In California and in Los Angeles County, there are numerous examples of creative and innnovative government which reinforce that conclusion. The use of millions of hours of volunteer service is a fine example of what can be accomplished by involving the people with their government.

Over 2 million hours of annual voluntary service are contributed to the libraries, museums, medical clinics, and mental health facilities of Los Angeles County. And there's a new experimental program to attract volunteers, including those retired county personnel who may want to help but didn't know how to get back into the picture. In the sheriff's department, there are 1,783 volunteers giving 417,278 hours of volunteer time per year, saving the county $5 million. The Los Angeles Police Department has a voluntary reserve program that saves the city of Los Angeles $5 million annually. In fact, one of your county supervisors, Mike Antonovich, is a reserve officer in the South Pasadena Police Department and still serves 3 nights a month.

This use of volunteers by the State, county, and city level is an example of government by the people in the truest sense of the word. But methods of saving must go beyond the use of volunteers. County use of prisoners to clean the beaches deserves recognition, as does a program that sounds a bit familiar, the use of able-bodied welfare recipients to perform unskilled but necessary chores.

Los Angeles County government, which has a larger budget than 40 States, is demonstrating that government doesn't need more Federal mandates and more money to be more effective.

Perhaps one of the most innovative of its programs is the contracting out of services with the private sector. Contracting out everything from attorney's duties to maintenance of paramedical equipment, from the collection of debts to doing custodial services, has saved the people of Los Angeles County about $10 million. Translated into real terms, that's what it would cost to build 5 neighborhood health centers or pay the salaries of 320 street patrol officers.

All of this -- the use of volunteers, contracting out of services, the use of welfare recipients and prisoners -- is the kind of innovation that is possible when the Federal Government gets out of the way and lets local and State government do what it's supposed to do.

Ten years ago yesterday I made an appointment of which I've always been proud. There was a seat open on the Los Angeles County Board of Supervisors, and I selected a member of the California Assembly named Pete Schabarum for the position. And as many of you discovered, he's a man of high principle; and, even more, he's tough. [Laughter] And it takes tough leaders like Pete and the other members of the board to make government work.

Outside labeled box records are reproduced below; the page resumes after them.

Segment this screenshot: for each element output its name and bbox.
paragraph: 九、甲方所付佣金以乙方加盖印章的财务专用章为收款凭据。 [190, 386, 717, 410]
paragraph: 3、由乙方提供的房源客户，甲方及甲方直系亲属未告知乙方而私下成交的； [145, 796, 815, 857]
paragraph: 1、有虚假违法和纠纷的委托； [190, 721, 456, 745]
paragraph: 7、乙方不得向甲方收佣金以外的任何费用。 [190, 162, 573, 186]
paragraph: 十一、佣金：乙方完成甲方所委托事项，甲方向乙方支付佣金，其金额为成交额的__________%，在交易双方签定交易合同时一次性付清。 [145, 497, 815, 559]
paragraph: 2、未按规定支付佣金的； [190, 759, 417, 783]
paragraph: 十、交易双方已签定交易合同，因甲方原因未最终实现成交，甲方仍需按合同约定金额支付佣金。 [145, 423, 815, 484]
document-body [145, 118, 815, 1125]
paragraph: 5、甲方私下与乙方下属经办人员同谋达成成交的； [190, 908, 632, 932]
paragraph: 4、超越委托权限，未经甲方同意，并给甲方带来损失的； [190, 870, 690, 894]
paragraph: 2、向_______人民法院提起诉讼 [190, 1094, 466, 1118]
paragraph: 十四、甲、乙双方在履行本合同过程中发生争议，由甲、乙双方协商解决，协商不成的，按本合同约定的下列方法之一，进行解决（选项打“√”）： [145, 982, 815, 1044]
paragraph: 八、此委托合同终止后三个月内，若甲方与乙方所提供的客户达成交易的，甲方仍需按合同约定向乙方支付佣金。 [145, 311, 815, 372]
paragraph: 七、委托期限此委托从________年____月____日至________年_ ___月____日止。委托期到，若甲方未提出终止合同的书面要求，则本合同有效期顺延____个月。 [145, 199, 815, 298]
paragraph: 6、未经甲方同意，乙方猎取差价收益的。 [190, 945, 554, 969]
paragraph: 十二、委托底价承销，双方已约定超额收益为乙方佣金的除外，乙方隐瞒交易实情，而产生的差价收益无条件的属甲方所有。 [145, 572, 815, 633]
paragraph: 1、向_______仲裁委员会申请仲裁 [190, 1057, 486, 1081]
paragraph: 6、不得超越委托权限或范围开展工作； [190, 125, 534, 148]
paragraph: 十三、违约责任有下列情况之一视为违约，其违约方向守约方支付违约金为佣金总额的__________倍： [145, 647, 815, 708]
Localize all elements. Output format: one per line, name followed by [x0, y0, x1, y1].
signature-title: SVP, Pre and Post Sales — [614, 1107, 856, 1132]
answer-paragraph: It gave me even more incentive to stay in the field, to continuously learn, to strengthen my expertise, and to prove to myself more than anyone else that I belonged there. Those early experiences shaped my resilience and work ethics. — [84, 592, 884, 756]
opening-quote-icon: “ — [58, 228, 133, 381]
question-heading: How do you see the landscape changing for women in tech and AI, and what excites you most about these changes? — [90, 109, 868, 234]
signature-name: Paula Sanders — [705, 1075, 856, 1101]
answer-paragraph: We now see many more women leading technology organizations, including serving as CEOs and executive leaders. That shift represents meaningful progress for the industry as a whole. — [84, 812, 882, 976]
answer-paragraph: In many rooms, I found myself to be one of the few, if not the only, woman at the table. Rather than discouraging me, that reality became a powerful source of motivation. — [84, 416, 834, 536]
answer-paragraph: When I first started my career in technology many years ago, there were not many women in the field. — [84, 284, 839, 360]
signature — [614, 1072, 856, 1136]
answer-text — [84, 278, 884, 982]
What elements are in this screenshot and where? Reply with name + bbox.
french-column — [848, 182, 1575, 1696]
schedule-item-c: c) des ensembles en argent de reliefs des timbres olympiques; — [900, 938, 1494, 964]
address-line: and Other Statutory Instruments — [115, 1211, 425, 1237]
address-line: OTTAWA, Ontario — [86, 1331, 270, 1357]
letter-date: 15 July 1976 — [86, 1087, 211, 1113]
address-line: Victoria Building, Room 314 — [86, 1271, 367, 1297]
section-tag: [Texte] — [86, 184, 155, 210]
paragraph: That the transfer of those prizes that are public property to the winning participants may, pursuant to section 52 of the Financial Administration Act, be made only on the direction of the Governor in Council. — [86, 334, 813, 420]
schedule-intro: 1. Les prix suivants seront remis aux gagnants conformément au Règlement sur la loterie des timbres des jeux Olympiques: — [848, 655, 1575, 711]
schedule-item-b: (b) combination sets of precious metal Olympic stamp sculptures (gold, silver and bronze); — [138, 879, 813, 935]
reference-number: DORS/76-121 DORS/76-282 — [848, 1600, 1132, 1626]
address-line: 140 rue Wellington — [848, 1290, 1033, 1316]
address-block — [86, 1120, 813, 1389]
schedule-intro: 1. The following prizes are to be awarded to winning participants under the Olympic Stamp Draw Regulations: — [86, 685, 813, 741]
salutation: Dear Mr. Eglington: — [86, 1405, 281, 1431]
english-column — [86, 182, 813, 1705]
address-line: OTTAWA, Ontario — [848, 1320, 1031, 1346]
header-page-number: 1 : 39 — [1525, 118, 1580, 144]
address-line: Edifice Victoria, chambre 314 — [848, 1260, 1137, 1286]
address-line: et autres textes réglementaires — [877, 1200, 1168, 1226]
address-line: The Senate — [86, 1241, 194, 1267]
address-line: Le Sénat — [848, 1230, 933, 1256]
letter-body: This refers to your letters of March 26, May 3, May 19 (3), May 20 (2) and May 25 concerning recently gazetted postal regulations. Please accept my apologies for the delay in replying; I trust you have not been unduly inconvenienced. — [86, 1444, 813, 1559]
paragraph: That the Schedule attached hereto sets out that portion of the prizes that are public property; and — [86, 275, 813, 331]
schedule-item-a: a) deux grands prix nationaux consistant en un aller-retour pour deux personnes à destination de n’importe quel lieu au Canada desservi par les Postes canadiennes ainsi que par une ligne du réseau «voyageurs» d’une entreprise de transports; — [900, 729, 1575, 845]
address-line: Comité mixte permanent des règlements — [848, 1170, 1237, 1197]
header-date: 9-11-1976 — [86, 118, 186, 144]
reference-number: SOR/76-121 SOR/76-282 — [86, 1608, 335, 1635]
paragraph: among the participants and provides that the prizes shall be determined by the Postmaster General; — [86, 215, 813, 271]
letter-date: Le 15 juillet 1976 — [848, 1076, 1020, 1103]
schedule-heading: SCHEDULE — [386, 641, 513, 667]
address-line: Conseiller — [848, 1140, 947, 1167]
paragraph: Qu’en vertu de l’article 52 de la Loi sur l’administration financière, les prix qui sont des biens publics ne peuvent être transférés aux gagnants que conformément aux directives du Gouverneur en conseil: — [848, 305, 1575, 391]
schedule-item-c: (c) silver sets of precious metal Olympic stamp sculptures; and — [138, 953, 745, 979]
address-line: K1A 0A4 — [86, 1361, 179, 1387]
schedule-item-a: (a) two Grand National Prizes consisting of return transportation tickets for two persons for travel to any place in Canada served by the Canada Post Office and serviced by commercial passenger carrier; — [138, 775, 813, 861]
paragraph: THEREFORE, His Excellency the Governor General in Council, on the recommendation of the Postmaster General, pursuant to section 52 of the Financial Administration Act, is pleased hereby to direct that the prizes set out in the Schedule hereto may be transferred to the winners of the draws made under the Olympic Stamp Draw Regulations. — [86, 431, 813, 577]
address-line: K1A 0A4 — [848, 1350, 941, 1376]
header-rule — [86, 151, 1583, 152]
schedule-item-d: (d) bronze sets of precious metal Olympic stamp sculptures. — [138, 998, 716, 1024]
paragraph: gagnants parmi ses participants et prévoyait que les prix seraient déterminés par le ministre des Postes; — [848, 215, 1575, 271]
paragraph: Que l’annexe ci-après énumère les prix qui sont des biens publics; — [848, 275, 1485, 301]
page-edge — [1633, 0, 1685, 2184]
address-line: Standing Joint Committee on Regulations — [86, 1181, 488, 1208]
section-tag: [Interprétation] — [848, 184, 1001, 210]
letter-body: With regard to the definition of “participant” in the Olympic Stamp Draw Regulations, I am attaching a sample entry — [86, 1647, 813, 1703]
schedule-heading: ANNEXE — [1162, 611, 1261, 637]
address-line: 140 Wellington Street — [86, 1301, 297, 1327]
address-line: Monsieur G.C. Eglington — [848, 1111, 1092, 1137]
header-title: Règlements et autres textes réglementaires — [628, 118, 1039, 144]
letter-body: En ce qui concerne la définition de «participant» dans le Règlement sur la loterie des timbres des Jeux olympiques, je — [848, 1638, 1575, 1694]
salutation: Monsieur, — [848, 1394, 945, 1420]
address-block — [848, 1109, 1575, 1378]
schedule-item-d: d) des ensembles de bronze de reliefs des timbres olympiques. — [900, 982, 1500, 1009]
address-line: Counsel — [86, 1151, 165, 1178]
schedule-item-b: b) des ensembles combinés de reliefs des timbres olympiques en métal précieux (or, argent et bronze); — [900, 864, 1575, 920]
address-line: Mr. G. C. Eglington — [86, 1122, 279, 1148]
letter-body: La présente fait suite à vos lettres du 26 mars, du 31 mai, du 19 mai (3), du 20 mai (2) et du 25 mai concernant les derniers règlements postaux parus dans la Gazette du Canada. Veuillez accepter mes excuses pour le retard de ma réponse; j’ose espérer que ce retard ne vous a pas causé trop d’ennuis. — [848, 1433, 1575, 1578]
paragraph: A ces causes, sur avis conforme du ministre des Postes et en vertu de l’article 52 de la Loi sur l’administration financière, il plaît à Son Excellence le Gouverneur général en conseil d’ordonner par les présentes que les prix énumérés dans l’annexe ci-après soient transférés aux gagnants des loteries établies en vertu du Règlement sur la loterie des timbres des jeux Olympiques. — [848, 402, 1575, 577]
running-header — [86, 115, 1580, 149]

Two centuries ago, Thomas Jefferson is supposed to have said, ``Eternal vigilance is the price of liberty.'' He didn't just mean vigilance against foreign attack. The greatest threat to freedom, even in today's perilous times, comes from no foreign foe. It comes from a dangerous habit many of our leaders fell into over several generations -- letting the power and the resources that are the basis of freedom slip from the grassroots America into the hands of a remote central authority. Today we have the opportunity to turn that centralization of power around.

I thank you for providing this forum. I assure you once again that in our program of federalism we're depending on State and local officials to work with us on fleshing out that plan and that we intend not only to pass on the responsibility for the programs but the sources of revenue to pay for them.

I look forward to working with you to restore to our countrymen the representative government of the Federal, State, and local level that is every American's birthright.

And, again, God bless you, and thank you very much.

Note: The President spoke at 11:15 a.m. in the Dorothy Chandler Pavilion Auditorium.

Earlier in the day, the President had breakfast with Mr. Grace, his choice for Chairman of the Private Sector Survey on Cost Control in the Federal Government, at the Century Plaza Hotel.

On the following day, the President left Los Angeles for a weekend stay at Rancho del Cielo, his ranch near Santa Barbara, Calif.